Here's what I've tried:

I hope to break (It is called 'dropping paraentheses', as mentioned in the paper) the series $\sum_n^\infty \Big(c_{nab+1}+c_{nab+2}+...+c_{nab+(ab-1)}\Big)$ into $\sum_n^\infty c_{nab}, \sum_n^\infty c_{nab+1},...\sum_n^\infty c_{nab+(ab-1)}$ so that it can be managed as the way for the particular example before.

Should I require further that $(ab)$ divides $m$? But even after that,...

Inspired by the proof of Merten's theorem, does $\sum_{i=0}^N\sum_{j=0}^i a_jb_{i-j}=\sum_{j=0}^Na_{N-j}B_j$ helps? Perhaps we can use the value of the series that converges conditionally to prove the Cauchy product above converges? But it is only convergent then, not necessarily absolutely.

However, I thought, even managing the case when $a=b=4$ (the example before) is complicated and heavy, how can I allow $a,b$ to be arbitray (and maybe distinct) natural number and develop a general algorithm to prove the theorem?

If there is something like mathematical induction to handle countable infinite amount of statement, which is applicable here, maybe I can handle it. Well... however, induction obviously doesn't seems to work here directly. (or maybe, there is, an exciting, trick?)

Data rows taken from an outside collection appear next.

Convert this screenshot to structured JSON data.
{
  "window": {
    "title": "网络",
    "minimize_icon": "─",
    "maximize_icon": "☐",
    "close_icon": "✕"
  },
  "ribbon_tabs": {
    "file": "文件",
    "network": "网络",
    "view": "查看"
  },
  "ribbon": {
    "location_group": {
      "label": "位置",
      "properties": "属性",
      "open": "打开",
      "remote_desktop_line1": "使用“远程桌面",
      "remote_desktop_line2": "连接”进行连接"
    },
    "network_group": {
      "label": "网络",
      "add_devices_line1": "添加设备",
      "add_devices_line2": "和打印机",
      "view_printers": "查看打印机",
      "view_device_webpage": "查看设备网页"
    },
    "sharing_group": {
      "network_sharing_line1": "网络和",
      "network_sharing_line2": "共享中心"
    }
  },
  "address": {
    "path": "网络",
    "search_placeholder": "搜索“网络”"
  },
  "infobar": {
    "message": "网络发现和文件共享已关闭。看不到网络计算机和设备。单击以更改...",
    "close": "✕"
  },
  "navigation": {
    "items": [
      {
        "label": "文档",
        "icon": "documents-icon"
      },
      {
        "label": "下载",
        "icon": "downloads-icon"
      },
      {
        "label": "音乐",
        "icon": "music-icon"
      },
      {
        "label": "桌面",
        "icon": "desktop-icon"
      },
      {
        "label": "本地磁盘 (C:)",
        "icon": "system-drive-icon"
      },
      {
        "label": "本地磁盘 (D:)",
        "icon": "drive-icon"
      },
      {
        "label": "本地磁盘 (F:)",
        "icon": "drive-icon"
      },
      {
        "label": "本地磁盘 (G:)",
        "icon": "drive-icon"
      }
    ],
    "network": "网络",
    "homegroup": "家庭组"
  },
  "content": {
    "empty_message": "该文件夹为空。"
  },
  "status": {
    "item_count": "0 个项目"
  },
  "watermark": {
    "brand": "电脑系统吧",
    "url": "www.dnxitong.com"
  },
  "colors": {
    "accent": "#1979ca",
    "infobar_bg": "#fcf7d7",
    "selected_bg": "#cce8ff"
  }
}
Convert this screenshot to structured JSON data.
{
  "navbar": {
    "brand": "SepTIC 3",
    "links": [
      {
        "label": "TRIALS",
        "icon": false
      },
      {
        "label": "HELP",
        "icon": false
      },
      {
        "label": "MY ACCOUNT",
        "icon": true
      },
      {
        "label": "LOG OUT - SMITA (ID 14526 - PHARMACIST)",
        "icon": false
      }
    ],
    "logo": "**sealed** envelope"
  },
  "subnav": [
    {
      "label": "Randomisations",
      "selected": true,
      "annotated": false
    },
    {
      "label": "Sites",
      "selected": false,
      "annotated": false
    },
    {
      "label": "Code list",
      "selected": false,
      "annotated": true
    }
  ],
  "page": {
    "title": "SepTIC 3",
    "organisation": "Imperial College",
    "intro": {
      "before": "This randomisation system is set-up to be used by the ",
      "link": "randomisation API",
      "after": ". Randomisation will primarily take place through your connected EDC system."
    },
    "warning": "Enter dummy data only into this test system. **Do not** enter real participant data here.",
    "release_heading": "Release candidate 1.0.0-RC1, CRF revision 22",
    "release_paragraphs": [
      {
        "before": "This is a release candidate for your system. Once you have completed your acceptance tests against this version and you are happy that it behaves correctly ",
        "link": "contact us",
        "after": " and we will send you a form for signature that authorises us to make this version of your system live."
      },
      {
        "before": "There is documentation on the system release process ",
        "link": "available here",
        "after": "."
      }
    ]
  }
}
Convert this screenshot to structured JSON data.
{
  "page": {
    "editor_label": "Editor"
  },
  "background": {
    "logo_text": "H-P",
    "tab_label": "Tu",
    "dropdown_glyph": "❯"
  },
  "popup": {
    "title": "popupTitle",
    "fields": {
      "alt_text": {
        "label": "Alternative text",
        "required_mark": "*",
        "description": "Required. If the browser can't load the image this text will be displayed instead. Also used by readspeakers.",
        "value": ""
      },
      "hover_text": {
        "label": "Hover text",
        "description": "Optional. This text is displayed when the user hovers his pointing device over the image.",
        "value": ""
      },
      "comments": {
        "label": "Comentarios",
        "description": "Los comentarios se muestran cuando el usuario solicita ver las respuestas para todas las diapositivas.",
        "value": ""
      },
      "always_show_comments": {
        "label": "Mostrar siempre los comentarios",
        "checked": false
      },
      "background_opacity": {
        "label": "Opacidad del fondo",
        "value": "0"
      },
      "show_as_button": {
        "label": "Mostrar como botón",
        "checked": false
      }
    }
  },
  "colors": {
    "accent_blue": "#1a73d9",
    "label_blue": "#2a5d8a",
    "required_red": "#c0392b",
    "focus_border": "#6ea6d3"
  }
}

I observed that in the first example stated in the paper, $\sum_{n=0}^\infty c_n=0$, which is because $\big(\sum_{n=0}^\infty a_n\big)\big(\sum_{n=0}^\infty b_n\big)=0$. Should we make more conditions (such as requiring $\sum_{n=0}^\infty u_n=0$?) according to this?

Any hope will be appreciated. I may just want some constructive hints... Thank you!